Poursuivre ses études ailleurs, c’est naître à nouveau
L’avion de la Middle East Airlines atterrit sur l’aéroport de
Genève marquant le début d’une nouvelle aventure. Oui, je m’apprête à une
expérience inédite dans un pays considéré parmi les pays les plus luxueux au
monde. Un sentiment de peur et de joie m’envahit à la fois. Comme tout être
humain, j’ai peur de l’inconnu mais je sais que cet inconnu me cache de bonnes
surprises.
Biographie
Accueillie par mon frère qui habite Genève
depuis dix ans, je me sentais entourée d’un air de ma famille.
Je suis
descendante d’une famille libanaise composée de mes parents, de deux frères et
d’une soeur.
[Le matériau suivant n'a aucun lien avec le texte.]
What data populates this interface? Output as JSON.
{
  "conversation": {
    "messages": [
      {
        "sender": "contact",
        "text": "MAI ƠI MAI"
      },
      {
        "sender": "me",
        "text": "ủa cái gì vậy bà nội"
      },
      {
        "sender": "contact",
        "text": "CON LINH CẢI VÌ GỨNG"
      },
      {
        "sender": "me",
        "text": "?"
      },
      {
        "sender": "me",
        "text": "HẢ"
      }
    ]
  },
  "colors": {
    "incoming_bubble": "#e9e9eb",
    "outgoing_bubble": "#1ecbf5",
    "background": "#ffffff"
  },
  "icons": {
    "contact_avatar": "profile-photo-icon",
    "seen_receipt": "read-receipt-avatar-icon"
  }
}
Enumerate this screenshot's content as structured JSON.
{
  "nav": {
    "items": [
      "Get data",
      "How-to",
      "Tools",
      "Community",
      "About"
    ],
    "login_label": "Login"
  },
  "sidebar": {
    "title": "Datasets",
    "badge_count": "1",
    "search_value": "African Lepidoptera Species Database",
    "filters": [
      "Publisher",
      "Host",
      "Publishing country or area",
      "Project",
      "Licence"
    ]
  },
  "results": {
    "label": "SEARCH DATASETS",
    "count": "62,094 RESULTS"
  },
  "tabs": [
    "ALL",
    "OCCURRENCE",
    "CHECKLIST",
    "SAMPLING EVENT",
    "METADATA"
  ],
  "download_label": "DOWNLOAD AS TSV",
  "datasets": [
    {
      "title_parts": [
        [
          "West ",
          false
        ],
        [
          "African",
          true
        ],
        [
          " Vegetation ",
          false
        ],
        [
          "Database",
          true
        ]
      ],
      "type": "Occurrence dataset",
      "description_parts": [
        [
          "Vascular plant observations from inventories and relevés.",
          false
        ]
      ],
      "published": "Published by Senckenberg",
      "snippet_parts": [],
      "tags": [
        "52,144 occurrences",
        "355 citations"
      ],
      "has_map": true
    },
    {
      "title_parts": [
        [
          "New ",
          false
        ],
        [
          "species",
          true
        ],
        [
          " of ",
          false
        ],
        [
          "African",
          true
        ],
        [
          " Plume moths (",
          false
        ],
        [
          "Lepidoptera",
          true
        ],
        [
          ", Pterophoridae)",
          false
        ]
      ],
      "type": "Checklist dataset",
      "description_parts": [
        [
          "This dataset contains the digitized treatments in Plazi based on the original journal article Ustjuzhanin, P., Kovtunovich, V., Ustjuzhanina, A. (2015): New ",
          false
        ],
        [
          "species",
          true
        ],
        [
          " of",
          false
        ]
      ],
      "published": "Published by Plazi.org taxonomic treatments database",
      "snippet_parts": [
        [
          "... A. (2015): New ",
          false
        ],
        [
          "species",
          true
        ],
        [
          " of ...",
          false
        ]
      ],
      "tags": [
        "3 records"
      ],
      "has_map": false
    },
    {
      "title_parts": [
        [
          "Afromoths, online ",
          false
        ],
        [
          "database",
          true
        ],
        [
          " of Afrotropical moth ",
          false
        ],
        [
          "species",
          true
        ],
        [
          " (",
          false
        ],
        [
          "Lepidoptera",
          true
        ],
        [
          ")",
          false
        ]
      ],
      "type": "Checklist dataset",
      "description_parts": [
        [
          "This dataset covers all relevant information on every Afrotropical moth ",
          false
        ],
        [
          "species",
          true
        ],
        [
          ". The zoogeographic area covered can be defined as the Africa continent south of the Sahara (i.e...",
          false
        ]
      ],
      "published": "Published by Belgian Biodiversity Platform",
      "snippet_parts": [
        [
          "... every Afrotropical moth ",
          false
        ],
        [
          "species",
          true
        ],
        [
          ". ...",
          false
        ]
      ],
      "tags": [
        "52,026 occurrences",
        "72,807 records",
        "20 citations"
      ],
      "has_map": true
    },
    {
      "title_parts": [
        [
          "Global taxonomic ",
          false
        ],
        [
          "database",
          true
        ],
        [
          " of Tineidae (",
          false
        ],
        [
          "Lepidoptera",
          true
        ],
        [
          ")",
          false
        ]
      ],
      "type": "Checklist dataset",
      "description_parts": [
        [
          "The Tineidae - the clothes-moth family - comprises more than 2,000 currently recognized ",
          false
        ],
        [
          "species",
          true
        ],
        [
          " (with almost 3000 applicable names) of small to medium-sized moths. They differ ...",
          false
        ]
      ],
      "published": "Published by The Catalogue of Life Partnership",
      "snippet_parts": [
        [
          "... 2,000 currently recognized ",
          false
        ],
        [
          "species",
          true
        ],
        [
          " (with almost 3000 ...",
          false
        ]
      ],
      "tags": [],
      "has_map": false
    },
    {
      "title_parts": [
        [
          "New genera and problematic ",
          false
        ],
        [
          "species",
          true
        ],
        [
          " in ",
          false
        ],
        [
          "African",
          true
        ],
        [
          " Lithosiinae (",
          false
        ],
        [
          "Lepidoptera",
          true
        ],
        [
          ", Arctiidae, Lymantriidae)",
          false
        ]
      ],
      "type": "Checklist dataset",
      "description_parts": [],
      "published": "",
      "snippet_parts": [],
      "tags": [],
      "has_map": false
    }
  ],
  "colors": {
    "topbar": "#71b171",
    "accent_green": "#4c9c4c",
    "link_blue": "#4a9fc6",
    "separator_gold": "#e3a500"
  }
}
Mes deux frères ont choisi la Suisse pour suivre un doctorat et s’y
installer et ma soeur s’est envolée vers la Nouvelle-Zélande pour rester proche
de son mari. Une famille aux quatre bouts du monde.
Mon cas était plutôt
similaire à celui de mes frères. Je suis titulaire d’une licence en traduction
de l’Université Libanaise et d’un master en Journalisme francophone de
l’Université Paris II en collaboration avec l’Université Libanaise. Ayant obtenu
une bourse de la confédération suisse, j’ai choisi de compléter ma formation de
traductrice et de journaliste au Liban avec un Master en sciences de la
communication et des médias à l’université de Genève. La décision de changer ma
vie, mon pays, mes amis, ma nourriture, mes habitudes et mes pensées résultait
d’une expérience éducationnelle et professionnelle en même temps.
Travail
Fascinée par le monde de la nutrition, j’ai été
engagée à l’issue de mes études au Liban par un mensuel culinaire arabophone
d’une grande renommée dans les pays arabes. Pendant deux ans, je me suis donnée
en plein à mon travail bien que l’expérience me dépasse parfois. Je faisais ce
qu’on appelle le « One Man Show » car toute la préparation de chaque
publication reposait sur mes épaules, mais, j’avais une joie et un enthousiasme
incroyables. Des circonstances défavorables ont amené ce mensuel à s’arrêter et
avec lui s’arrêta ma production. Je me sentais émotionnellement attachée à mon
travail et le choc fut rude.
Une flamme d’espoir s’alluma avec l’Union
Européenne pour laquelle j’ai travaillé comme interprète pour des observateurs.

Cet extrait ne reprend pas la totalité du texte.